Enforcing a limit on how much teams can spend on their players' salaries has been around since the Great Depression when in the early days of the NHL, the league was under financial pressure established its salary cap at $62,500 per team, and $7,000 per player.  Last year, the NHL cap limit was at $60M per team.  Ultimately, the salary cap is a mechanism that provides team owners with a safeguard to maintain the league's profitability by ensuring that player salaries don’t spiral out of control.  If salaries, which are “costs” to the owners, grow faster than revenue, the individual teams and eventually entire leagues would quickly lose its financial viability……which brings us to healthcare.

Total health care spending in the U.S. is expected to reach $4.8 trillion in 2021, up from $2.6 trillion in 2010 and a mere $75 billion in 1970. To put it in context, this means that health care spending will account for nearly 20 percent of gross domestic product (GDP), or one-fifth of the U.S. economy by 2021.  With costs escalating at this rate, it’s easy to see the challenge to achieving financial viability that hospitals and health systems face.  In fact, the American Hospital Association (AHA) showed that one in four hospitals operate in the red and nearly 30% percent of hospitals had negative operating margins according to a 2011 report.
While estimates vary, wasteful spending likely accounts for between one-third and one-half of all U.S. health care spending.  PricewaterhouseCoopers calculates that up to $1.2 trillion, or half of all health care spending, is the result of waste.  An Institute of Medicine (IOM) report estimated unnecessary health spending totaled $750 billion in 2009 alone. 

Compounding these inefficiencies going forward, the Affordable Care Act (ACA) or “Obamacare” will extend health insurance to an additional 32 million people at a time when the aging baby boomer population is increasing the need for chronic care management.  As part of the ACA, a number of specific demonstrations are being conducted by the CMS Innovation Center to develop new payment and service delivery models such as ACOs and Shared Saving Programs.  The traditional model of healthcare delivery is not structured financially to incentivize efficiency, or practically to care for this growing and changing population.  In these new models, the ACO assumes some financial risk and responsibility for the care of a defined population with the aggregate results across all patients being the metrics that matter.   
While the financial risk implications will differ based the type of model (i.e. Pioneer ACO Model, Advance Payment ACO Model, or some other Shared Savings program), much like professional sports each has its own unique way of calculating that risk that involves a complicated mathematical equation.  Today, in its most generic form, most follow a “shared savings and losses” model, under which they will share in any savings or losses that are achieved when compared against a benchmark or predetermined amount for a specific set of beneficiaries.  Eventually though, a population-based payment or per-beneficiary per month payment amount is intended to replace a significant portion of an ACO’s fee-for-service (FFS) payments thus creating its own version of a salary cap.

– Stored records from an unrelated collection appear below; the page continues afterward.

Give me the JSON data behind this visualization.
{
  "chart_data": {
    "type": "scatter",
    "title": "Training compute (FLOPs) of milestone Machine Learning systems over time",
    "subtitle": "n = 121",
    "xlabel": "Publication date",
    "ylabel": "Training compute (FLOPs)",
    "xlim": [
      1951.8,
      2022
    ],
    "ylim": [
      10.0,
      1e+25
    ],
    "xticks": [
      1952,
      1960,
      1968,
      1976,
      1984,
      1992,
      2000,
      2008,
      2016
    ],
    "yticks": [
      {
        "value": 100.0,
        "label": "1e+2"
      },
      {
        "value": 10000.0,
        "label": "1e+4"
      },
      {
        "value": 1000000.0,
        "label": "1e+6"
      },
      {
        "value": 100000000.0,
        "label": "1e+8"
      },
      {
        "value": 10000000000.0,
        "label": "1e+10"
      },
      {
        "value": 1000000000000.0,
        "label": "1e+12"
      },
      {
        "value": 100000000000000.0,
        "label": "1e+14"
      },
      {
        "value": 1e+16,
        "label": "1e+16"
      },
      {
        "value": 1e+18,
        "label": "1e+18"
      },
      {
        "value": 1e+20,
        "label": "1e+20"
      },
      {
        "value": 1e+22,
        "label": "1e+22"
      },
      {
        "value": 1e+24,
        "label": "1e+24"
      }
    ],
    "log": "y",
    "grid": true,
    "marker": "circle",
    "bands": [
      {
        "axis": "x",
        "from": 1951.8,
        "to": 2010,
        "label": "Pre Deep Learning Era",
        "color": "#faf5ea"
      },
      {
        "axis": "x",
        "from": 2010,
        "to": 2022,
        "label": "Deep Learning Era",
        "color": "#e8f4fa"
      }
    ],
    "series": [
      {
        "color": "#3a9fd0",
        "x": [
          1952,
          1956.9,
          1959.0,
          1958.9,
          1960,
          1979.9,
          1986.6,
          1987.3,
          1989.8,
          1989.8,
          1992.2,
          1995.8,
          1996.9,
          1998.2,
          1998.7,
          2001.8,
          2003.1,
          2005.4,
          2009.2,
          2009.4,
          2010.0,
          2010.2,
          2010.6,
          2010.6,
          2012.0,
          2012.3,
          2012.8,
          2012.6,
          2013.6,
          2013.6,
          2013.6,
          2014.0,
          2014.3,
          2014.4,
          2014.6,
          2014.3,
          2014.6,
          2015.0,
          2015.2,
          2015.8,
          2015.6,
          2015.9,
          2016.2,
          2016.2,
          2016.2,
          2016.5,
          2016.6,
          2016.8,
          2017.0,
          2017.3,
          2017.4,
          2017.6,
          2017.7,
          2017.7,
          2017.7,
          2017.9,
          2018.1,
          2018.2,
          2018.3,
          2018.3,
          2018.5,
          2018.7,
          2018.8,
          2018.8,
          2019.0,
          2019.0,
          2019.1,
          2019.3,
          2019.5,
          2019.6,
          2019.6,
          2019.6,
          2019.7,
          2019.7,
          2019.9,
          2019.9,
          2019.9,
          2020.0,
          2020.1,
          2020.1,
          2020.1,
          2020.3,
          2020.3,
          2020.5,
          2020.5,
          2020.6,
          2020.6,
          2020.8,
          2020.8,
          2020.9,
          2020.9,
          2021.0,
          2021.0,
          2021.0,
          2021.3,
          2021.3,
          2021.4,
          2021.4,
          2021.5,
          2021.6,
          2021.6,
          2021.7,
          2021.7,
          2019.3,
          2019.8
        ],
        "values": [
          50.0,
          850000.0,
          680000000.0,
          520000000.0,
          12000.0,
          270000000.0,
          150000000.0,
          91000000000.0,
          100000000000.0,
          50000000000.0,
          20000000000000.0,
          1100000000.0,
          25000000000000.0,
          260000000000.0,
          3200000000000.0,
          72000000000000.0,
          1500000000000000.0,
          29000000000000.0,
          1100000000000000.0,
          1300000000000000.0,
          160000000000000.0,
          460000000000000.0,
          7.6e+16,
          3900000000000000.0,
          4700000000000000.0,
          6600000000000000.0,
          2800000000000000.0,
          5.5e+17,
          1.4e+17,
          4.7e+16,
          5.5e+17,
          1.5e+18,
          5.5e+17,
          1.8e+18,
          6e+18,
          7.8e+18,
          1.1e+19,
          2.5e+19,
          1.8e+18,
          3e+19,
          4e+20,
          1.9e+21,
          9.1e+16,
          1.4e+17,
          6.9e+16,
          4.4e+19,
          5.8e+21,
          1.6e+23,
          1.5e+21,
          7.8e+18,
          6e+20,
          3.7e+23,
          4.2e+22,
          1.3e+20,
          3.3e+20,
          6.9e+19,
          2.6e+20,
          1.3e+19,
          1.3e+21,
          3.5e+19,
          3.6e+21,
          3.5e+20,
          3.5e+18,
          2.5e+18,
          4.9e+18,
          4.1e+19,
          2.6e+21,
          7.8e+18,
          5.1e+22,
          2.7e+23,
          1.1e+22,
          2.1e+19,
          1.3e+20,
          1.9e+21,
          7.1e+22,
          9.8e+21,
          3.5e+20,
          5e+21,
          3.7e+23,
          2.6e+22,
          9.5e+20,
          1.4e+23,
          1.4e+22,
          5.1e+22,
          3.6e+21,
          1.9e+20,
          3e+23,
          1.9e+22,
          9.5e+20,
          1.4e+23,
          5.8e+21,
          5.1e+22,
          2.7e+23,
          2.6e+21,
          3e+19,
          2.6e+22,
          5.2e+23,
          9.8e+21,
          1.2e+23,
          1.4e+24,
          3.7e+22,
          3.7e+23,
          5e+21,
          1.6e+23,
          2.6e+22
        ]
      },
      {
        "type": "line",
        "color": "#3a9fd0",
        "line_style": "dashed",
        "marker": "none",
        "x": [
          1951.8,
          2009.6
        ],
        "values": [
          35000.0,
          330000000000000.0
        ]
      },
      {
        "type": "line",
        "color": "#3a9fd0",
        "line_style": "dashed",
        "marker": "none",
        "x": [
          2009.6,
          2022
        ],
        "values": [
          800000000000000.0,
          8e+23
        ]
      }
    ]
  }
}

Professional sports are “copycat” leagues and once one team has been able to demonstrate sustainable success others will follow.  Healthcare is no different however we often refer that as “following best practice”. Providers and payors alike are watching closely to see if these new models can evolve into best practice and help to curb the rising costs of care delivery.  The industry is approaching a tipping point in which greater risk and responsibility will be shifted onto the providers.  In order to achieve success in the future state, it will be critical for organizations to have the right delivery model to effectively manage their “salary cap”.